Sedimentologic, stratigraphic, and pedologic evidence demonstrates that Eureka Flat (EF), a narrow, 80-km-long deflation plain in south-central Washington, USA, is the source for the thick and widespread loess of the Palouse region. Located in the southern Columbia Plateau, EF has been a depocenter for abundant clay-to-sand-sized sediment derived from repeated glacial outburst floods that swept through the area during the Pleistocene. Prevailing SW winds that were funneled across EF remobilized flood sediment into sand dunes, sand sheets, and loess. An eolian sand sheet buried beneath 1.8 m of loess at the downwind end of EF attests to bioclimatically driven changes in the style of eolian deposition. The depositional transition from sand sheet to loess is characterized by a change from wind-rippled strata to structureless, bimodal sand and silt with insect burrows and rhizoliths, to unimodal sandy loess. Soil moisture and density of dust-trapping vegetation control where sand dunes and loess accumulate.
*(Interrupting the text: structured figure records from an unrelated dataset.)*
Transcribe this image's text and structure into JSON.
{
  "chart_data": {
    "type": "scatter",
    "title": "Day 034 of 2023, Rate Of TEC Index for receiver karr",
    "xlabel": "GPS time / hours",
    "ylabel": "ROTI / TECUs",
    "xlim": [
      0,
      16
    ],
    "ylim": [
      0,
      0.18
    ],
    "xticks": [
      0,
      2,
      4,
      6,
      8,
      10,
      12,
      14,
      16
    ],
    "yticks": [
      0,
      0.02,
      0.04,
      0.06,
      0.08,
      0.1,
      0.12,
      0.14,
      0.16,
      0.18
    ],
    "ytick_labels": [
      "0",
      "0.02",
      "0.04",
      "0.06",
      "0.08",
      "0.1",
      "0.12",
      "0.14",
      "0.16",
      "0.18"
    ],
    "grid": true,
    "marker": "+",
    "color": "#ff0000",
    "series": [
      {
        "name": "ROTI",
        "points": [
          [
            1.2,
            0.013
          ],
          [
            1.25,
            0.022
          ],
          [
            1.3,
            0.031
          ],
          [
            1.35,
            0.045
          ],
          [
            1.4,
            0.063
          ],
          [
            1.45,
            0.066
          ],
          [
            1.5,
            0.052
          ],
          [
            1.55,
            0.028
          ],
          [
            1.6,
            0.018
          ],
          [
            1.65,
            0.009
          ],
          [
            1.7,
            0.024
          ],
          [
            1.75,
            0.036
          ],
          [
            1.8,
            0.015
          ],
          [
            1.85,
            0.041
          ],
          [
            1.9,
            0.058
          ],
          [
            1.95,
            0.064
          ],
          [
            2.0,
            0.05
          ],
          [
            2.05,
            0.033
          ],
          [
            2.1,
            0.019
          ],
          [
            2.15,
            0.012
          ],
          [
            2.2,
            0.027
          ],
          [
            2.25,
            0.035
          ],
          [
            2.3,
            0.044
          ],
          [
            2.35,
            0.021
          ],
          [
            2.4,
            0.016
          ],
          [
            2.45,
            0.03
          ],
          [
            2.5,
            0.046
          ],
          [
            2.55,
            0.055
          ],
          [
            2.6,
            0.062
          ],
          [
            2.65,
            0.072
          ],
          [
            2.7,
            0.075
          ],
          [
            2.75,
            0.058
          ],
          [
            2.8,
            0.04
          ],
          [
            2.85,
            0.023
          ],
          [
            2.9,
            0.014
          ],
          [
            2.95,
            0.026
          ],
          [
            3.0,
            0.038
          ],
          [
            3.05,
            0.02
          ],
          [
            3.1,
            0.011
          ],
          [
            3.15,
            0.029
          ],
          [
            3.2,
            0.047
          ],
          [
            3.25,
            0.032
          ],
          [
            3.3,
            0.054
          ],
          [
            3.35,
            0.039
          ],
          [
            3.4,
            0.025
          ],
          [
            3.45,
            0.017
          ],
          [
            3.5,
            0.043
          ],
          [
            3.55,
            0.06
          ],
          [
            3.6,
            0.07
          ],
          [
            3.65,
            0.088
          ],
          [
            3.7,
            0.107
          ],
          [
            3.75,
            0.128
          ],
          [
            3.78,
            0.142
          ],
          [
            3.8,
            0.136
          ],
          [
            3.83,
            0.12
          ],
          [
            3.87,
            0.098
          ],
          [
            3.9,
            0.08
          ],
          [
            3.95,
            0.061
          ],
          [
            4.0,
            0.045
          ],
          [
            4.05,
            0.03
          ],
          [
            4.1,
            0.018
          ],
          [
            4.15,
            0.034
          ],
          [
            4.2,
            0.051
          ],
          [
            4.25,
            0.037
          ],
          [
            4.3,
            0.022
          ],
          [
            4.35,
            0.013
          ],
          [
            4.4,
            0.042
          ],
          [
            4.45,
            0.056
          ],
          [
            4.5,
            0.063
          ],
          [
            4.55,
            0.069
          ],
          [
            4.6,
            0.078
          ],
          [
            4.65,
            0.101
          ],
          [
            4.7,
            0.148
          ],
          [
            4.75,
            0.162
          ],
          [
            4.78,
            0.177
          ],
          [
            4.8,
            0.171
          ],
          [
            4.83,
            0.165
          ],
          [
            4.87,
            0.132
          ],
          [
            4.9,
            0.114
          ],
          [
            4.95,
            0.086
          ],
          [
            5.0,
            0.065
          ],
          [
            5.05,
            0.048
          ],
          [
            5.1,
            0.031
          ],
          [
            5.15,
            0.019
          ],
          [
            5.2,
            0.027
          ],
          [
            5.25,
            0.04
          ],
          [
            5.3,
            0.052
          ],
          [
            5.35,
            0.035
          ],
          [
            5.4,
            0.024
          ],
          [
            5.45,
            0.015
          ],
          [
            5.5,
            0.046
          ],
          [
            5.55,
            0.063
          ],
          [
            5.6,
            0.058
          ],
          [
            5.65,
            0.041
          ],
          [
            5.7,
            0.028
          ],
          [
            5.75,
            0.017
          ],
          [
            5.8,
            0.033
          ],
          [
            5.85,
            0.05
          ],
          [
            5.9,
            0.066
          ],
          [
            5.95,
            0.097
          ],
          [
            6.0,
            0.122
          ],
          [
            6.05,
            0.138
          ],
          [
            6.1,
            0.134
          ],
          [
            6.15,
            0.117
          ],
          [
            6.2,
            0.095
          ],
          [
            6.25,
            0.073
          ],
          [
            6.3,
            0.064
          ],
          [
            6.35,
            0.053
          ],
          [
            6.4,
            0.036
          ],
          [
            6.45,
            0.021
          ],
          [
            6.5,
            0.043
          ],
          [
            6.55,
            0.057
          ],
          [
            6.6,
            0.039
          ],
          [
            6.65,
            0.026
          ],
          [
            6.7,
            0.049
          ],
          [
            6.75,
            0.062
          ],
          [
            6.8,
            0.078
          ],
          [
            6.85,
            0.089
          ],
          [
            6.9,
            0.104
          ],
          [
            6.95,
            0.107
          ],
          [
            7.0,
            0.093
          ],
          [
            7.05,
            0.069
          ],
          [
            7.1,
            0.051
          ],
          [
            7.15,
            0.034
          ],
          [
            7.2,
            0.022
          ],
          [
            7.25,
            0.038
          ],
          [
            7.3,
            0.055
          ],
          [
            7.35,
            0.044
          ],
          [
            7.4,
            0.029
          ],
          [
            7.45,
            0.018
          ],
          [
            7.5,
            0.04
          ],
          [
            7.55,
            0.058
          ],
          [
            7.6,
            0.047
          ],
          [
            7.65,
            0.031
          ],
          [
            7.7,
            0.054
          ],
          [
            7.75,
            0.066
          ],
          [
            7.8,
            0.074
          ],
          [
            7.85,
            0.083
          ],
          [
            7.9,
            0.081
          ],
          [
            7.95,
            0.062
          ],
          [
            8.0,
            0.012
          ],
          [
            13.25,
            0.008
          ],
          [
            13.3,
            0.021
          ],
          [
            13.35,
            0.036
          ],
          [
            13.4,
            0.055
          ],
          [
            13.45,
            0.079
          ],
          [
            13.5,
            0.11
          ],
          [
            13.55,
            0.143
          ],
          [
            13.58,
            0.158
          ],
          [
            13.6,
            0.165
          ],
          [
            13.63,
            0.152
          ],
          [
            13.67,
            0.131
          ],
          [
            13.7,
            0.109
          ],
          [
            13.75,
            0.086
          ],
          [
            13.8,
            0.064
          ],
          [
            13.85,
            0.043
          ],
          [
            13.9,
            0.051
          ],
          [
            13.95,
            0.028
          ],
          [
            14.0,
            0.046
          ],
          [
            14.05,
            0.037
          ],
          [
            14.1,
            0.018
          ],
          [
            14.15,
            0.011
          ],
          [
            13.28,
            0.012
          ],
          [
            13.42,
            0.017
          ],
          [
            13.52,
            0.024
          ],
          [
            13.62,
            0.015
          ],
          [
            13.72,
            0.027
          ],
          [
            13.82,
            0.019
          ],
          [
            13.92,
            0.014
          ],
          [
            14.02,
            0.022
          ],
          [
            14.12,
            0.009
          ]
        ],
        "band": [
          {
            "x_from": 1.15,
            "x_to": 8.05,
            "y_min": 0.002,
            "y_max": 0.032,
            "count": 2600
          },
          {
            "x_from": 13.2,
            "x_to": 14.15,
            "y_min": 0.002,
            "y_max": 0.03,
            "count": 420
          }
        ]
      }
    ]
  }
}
Up to 4.5 m of post-LGM loess mantles the landscape adjacent to and downwind from EF. Some of the thickest loess deposits owe their origins to the sequestering of eolian sand particles by topographic traps such as the Touchet River and its tributary valleys. The removal of saltating sand from the eolian system promotes thick accumulation of loess downwind of topographic traps. Patterns of loess accumulation across the Columbia Plateau are identified on isopach maps of major pre- and post-LGM loess units and show that EF has been the major engine for the production of atmospheric dust and loess during both times.